Age-related changes can lead to arthritis, disc herniation, or spinal stenosis, which can put pressure on your spinal cord and nerves and may cause back pain. Other age-related changes include:
- Discs dry out and shrink – the disc nucleus is made of about 80% water. As you get older it slowly loses water and flexibility, which puts more stress on the disc annulus.
- Small tears occur in the annulus – sometimes the gel-like nucleus pushes through a tear in the wall and touches nearby nerves. This material has inflammatory proteins that can irritate nerves and cause pain. The tears also affect tiny nerves in the annulus and cause discogenic pain with small micro-motion instability of the disc. Over time the proteins dry up and the discs become stiffer.
- Disc gets thinner – due to loss of water, the discs get thin and the distance between vertebrae begin to collapse. Which is why we get shorter as we age.

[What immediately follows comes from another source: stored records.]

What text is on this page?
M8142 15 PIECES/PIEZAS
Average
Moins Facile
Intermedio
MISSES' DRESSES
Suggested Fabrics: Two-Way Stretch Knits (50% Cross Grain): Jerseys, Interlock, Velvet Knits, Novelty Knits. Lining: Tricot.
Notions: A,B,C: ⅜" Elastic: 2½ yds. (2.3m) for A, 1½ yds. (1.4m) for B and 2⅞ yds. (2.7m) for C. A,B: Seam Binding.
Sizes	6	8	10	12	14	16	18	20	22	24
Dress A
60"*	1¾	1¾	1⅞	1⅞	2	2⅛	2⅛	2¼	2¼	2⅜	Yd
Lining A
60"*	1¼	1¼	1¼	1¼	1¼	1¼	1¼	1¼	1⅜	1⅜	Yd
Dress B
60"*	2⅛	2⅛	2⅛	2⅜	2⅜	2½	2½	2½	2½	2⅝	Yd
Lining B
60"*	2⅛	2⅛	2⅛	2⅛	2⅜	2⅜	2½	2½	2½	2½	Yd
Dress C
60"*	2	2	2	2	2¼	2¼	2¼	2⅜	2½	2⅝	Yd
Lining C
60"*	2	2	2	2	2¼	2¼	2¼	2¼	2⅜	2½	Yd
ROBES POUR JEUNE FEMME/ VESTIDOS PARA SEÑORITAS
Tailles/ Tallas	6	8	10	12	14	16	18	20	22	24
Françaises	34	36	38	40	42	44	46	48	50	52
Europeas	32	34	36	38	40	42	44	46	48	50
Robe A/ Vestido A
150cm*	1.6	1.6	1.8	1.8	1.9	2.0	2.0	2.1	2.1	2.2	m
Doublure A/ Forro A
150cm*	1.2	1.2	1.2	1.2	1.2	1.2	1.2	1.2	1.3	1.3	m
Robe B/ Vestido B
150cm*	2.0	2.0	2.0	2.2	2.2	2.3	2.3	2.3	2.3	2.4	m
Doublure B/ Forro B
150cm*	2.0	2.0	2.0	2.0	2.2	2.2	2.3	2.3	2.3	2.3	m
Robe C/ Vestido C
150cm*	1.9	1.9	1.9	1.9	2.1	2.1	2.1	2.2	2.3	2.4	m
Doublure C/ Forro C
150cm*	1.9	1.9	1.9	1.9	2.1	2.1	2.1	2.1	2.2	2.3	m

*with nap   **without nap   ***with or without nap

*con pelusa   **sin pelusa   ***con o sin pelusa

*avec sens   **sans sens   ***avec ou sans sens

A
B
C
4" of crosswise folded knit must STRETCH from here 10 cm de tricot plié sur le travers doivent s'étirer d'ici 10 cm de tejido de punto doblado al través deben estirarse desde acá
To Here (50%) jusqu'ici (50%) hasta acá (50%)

- Bone spurs grow – without the discs holding apart the vertebrae, they can rub on each other and cause abnormal bone growths.
- Excess motion – abnormal rubbing adds stress to the facet joints. Pinched nerves may result in back or leg pain (sciatica).
- Spinal canal narrows – the added stress causes the ligaments and facet joints to enlarge as they try to compensate and spread the load over a larger area. This overgrowth causes the spinal canal to narrow, which can compress the spinal cord and nerves and result in pain.
What are symptoms of degenerative disc disease?
The symptoms of degenerative disc disease vary from person to person. Many people with deterioration have no pain, while others experience pain so intense that it interferes with daily activities. Although this condition can affect people starting as early as their twenties, people in their sixties or above are more likely to less back pain caused by deteriorated discs.
Pain often starts in one of three ways:
- A major injury followed by sudden and unexpected pain.
- A trivial injury followed by sudden back pain.
- Pain that starts gradually and gets progressively worse.
Usually, the pain begins in the lower back, and may be felt in one of both of your legs and buttocks – sometimes known as sciatica. It’s often described as pressure or burning pain. You may also feel numbness or tingling in your leg and foot.
How is degenerative disc disease diagnosed?
When you first experience pain, consult your family doctor. Your doctor will take a complete medical history to understand your symptoms, any prior injuries, or conditions, and determine whether any lifestyle habits are causing the pain. Next, a physical exam is performed to determine the source of the pain and test for any muscle numbness or weakness. Your doctor may order imaging tests such as an X-ray or MRI scan.
What are degenerative disc disease treatment options?
Several treatments can help relieve the pain. Each treatment offers benefits, but each has limitations. Usually, your healthcare provider will recommend noninvasive treatment options first, including:
- Physical therapy
- Medications
- Steroid injections
- Radiofrequency ablation
Many patients respond well to these noninvasive treatments, and do not require surgery to treat their degenerative disc disease. However, if you have tried these treatments and they do not provide pain relief, surgery may be a good option. Your surgeon may use a few types of spinal decompression surgery:
- Discectomy – removing part of a spinal disk to relieve pressure on your nerves.
- Foraminotomy – expanding the opening for your nerve roots by removing tissue and bone.
- Laminectomy – taking a small portion of bone from your lower spine.
- Osteophyte removal – removing bone spurs.
- Spinal fusion – connecting two or more vertebrae to improve stability.
Most people who have surgery for degenerative disc disease experience long-term pain relief. It is important to follow your provider’s instructions to keep your back strong and healthy. Degenerated discs can increase your risk of developing other spinal conditions, including:
Talk with your healthcare provider to see what treatment plan is best to treat your degenerative disc disease.